Right vs. left folds issue
Prelude> foldl1 (^) $ replicate 4 2 --((2^2)^2)^2 = (4^2)^2 = 16^2 = 256 != 2 tetra 4
256
Prelude> foldr1 (^) $ replicate 4 2 --(2^(2^(2^2))) = 2^16 = 65536 == 2 tetra 4
65536
I get an off-by-one issue when i 'start' a the very beginning with successor function. so instead im using (+) as the function for my base fold
Prelude> let add a b = foldr1 (\a b -> succ b) $ replicate b a
Prelude> add 5 4
8
Prelude> add 10 5 --always comes out short by one, so i cant build off this
14
First few n values, done 'manually':
Prelude> let mul a b = foldr1 (+) $ replicate b a
Prelude> let exp a b = foldr1 mul $ replicate b a
Prelude> let tetra a b = foldr1 exp $ replicate b a
Prelude> let pent a b = foldr1 tetra $ replicate b a
Prelude> let sixate a b = foldr1 pent $ replicate b a
Prelude> mul 2 3 --2+2+2
6
Prelude> exp 2 3 --2*2*2
8
Prelude> tetra 2 3 --2^(2^2)
16
Prelude> pent 2 3 --2 tetra (2 tetra 2)
65536
Prelude> sixate 2 3
*** Exception: stack overflow
My attempt at formal definitions thru above approach:
hypOp :: Int -> Int -> Int -> Int
hypOp 0 a b = succ a
hypOp 1 a b = (+) a b --necessary only bc off-by-one error described above
hypOp n a b = foldr1 (hypOp $ n-1) (replicate b a)
Other attemp twith recursive array (not different in any significant way):
let arr = array (0,5) ( (0, (+)) : [(i, (\a b -> foldr1 (arr!(i-1)) (replicate b a)) ) | i <- [1..5]])
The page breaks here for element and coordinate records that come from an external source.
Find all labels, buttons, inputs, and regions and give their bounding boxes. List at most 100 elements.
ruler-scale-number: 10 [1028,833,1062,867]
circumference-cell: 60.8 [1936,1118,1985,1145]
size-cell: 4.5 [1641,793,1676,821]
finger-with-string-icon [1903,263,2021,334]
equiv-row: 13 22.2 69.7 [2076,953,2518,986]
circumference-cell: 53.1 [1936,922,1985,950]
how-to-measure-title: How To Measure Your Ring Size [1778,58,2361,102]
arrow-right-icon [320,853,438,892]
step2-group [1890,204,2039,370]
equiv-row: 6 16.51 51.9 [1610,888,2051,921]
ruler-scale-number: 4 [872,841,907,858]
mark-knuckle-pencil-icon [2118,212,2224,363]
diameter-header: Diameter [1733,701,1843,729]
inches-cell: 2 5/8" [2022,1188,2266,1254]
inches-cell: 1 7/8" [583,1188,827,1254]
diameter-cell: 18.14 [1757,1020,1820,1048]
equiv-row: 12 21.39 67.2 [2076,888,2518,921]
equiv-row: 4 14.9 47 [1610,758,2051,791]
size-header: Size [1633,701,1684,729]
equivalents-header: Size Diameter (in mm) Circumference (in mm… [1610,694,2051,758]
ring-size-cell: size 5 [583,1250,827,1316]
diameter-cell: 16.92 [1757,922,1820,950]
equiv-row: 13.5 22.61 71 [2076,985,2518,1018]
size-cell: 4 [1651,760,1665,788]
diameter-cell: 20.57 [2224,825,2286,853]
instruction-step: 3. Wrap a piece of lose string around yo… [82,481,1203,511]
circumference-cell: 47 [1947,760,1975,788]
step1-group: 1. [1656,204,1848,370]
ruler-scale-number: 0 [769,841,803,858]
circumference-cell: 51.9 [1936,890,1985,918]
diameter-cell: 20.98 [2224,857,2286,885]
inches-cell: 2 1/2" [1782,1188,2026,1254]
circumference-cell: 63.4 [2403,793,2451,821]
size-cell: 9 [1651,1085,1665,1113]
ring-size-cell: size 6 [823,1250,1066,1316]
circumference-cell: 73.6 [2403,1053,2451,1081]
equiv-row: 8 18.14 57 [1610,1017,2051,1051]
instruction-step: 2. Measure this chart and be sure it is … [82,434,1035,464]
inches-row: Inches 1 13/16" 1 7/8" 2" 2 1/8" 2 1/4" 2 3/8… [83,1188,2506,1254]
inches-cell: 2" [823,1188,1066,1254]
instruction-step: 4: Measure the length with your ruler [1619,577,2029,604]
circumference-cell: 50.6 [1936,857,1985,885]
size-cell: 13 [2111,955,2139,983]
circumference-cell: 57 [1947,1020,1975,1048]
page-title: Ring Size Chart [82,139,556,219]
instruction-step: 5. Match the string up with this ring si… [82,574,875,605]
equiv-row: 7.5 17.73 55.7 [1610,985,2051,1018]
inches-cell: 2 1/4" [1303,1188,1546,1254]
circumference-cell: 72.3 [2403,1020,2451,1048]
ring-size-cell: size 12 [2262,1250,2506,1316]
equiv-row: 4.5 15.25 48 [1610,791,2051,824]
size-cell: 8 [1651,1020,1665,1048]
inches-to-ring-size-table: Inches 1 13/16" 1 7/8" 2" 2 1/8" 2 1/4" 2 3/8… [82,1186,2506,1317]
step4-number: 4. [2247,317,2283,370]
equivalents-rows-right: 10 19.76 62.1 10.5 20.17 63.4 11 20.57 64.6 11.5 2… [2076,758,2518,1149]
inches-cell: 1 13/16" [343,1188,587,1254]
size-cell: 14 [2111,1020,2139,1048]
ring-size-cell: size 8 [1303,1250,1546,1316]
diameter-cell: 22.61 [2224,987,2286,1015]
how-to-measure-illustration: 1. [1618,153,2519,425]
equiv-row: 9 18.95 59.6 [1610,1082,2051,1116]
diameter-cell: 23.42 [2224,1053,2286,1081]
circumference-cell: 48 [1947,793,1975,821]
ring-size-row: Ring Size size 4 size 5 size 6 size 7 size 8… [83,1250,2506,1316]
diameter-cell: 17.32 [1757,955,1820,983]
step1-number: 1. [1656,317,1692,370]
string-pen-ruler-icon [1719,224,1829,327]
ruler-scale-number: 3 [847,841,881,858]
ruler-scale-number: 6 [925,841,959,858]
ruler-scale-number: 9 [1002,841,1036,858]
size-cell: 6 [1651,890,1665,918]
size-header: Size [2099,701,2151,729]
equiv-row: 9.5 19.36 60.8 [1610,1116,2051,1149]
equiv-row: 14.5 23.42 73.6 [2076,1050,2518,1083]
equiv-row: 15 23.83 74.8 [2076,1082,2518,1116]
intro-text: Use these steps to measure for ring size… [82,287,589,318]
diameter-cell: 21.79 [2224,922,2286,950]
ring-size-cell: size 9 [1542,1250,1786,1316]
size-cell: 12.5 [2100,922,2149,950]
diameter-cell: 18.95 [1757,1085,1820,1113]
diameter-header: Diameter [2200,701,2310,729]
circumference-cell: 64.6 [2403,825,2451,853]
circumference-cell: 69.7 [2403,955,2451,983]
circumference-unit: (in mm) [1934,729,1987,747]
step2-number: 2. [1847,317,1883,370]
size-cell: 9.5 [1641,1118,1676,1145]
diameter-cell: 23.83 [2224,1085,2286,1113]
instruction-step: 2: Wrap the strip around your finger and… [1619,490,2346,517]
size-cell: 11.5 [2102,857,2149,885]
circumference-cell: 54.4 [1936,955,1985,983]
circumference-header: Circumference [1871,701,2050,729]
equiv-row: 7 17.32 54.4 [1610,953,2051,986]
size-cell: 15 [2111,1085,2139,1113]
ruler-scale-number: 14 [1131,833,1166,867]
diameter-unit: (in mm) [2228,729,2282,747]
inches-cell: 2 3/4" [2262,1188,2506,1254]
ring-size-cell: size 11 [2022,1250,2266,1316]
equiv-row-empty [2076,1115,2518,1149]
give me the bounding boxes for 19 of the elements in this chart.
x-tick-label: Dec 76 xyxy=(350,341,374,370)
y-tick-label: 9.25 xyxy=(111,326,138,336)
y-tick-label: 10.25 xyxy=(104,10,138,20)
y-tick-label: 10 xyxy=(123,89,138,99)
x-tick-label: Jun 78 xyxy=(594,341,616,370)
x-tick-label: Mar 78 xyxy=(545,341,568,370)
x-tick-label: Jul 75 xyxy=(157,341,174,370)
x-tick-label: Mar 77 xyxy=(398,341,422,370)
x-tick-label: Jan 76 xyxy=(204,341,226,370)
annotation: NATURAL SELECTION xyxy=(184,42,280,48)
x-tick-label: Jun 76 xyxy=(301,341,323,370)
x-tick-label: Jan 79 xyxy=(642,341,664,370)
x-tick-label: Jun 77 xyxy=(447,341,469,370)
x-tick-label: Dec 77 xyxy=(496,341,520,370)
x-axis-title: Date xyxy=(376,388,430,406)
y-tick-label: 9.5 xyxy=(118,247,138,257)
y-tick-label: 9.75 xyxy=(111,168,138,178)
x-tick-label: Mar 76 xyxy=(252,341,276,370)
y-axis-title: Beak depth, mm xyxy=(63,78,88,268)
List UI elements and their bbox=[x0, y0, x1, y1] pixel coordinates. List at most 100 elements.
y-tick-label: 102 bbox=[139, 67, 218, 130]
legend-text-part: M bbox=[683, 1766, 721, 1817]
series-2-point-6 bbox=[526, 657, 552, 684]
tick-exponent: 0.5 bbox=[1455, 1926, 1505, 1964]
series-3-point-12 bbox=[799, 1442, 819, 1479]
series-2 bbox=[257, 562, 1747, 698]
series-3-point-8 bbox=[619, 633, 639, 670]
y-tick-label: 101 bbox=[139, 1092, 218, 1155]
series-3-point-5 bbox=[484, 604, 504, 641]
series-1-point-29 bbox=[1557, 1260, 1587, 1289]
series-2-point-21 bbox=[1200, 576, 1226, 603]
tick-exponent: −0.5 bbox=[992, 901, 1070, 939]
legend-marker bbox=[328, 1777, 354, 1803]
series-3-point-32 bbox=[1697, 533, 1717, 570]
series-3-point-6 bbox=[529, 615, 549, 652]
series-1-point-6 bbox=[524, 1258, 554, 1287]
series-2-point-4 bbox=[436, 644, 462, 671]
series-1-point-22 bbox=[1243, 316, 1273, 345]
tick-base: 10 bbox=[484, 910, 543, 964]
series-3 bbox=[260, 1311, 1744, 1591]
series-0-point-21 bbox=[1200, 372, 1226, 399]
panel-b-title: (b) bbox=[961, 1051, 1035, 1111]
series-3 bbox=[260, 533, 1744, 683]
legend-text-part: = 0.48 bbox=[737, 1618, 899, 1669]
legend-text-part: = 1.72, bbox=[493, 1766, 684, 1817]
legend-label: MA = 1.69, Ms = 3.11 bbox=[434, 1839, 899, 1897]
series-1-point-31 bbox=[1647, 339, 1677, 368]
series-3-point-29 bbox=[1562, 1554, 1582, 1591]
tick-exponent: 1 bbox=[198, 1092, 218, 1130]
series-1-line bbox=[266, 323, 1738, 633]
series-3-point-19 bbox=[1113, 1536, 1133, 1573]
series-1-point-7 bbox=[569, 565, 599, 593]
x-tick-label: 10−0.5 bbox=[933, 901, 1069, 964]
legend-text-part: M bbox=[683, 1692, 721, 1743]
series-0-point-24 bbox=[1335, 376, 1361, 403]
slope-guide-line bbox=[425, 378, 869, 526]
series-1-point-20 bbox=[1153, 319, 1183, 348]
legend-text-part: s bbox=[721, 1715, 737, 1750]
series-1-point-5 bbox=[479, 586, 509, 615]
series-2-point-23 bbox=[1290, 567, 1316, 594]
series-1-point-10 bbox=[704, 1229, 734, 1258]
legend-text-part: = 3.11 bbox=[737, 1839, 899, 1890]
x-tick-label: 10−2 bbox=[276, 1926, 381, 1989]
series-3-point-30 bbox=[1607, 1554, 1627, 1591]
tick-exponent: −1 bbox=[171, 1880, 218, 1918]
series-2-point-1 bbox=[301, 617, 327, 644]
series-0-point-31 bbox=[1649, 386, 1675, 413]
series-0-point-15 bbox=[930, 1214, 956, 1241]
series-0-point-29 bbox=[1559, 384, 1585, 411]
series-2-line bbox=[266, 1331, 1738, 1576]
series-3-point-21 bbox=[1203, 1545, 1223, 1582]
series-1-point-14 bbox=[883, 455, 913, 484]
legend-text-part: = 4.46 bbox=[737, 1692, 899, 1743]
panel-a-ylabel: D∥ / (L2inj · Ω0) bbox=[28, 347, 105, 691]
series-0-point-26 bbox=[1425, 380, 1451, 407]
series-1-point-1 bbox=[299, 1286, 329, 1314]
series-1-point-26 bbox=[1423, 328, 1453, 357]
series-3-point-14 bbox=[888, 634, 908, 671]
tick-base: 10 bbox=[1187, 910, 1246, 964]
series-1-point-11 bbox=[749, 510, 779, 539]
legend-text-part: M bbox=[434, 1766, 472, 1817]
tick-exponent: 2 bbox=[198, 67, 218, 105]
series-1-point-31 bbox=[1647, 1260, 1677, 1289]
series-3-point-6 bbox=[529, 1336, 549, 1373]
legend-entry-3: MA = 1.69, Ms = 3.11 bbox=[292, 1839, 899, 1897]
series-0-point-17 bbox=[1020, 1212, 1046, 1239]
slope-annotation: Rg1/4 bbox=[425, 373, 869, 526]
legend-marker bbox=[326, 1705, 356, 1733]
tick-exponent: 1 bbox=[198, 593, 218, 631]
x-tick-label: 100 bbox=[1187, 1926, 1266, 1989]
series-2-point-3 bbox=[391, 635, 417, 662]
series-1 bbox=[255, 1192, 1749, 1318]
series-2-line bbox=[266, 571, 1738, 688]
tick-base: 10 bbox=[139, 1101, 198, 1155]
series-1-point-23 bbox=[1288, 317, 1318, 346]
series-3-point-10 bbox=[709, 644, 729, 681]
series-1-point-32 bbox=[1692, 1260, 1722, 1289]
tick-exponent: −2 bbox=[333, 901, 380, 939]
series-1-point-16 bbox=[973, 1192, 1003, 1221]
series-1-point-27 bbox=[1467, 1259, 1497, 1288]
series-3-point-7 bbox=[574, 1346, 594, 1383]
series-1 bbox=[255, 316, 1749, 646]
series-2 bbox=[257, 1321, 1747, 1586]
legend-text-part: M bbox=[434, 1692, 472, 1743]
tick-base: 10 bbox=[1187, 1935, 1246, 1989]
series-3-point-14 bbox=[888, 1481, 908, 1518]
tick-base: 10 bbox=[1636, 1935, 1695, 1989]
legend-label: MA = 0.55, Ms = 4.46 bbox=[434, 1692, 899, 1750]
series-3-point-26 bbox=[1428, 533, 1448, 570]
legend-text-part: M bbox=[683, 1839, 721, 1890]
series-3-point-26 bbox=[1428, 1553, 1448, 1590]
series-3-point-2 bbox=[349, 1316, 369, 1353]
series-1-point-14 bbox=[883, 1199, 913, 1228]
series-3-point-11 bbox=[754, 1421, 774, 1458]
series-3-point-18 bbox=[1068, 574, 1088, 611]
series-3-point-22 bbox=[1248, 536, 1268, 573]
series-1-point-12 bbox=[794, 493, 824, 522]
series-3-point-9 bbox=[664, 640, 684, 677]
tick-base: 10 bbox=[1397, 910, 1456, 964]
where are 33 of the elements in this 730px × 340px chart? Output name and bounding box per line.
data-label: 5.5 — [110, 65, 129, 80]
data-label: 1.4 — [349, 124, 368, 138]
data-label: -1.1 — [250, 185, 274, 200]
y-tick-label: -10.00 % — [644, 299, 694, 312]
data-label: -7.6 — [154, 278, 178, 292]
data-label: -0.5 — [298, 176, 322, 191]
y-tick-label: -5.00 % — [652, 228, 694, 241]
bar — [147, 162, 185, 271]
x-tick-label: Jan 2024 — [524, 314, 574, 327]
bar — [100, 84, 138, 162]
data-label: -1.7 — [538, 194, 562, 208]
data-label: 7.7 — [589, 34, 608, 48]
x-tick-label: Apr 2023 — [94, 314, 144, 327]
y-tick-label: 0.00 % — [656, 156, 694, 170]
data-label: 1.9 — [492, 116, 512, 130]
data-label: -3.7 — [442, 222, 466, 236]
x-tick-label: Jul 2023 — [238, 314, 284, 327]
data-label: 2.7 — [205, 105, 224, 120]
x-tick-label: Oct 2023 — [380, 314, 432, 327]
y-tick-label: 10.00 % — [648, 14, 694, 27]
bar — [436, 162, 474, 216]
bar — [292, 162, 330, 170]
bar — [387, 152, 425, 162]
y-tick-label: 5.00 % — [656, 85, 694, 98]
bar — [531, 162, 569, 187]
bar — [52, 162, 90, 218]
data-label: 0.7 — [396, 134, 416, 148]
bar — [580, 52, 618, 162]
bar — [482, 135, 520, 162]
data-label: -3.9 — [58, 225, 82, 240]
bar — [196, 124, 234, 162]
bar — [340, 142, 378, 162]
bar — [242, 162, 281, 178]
-- (arr!0) a b makes a + b
-- (arr!1) a b makes a * b, etc.
So my questions are...
Any general suggestions, different appraoches to t he function? I cant seem to find a way to avoid overflows except for using a very 'imperative' style which is not my intention when using haskell and trying to code in an idiomatic style
How my off-by-one issue can be dealt with so I can start 'properly' at the very bottom with succ
Strictness and left vs. right folds. Is there a way to work in seq? Some way that I can use foldl1' instead of foldr1 and avoid the problem described above?
See point 3. Although it works to define these operations in this way, and you can do it without overflows, it is an extremely inefficient approach. Your run time is linear in the answer, because you end up doing repeated addition.
The reason why you're getting the off-by-one is basically because you're using foldr1 f instead of foldr f with an identity.
foldr (+) 0 [a, a, a] = a + (a + (a + 0)))
foldr1 (+) [a, a, a] = a + (a + a)
Notice there is one less application of + in the case of foldr1.
How about simply changing the order of arguments to (^)? That way, you can use a left fold:
Prelude Data.List> foldl1 (flip (^)) $ replicate 4 2
65536
Now you can use the strict version, foldl1'. It no longer overflows, but it is of course extremely inefficient.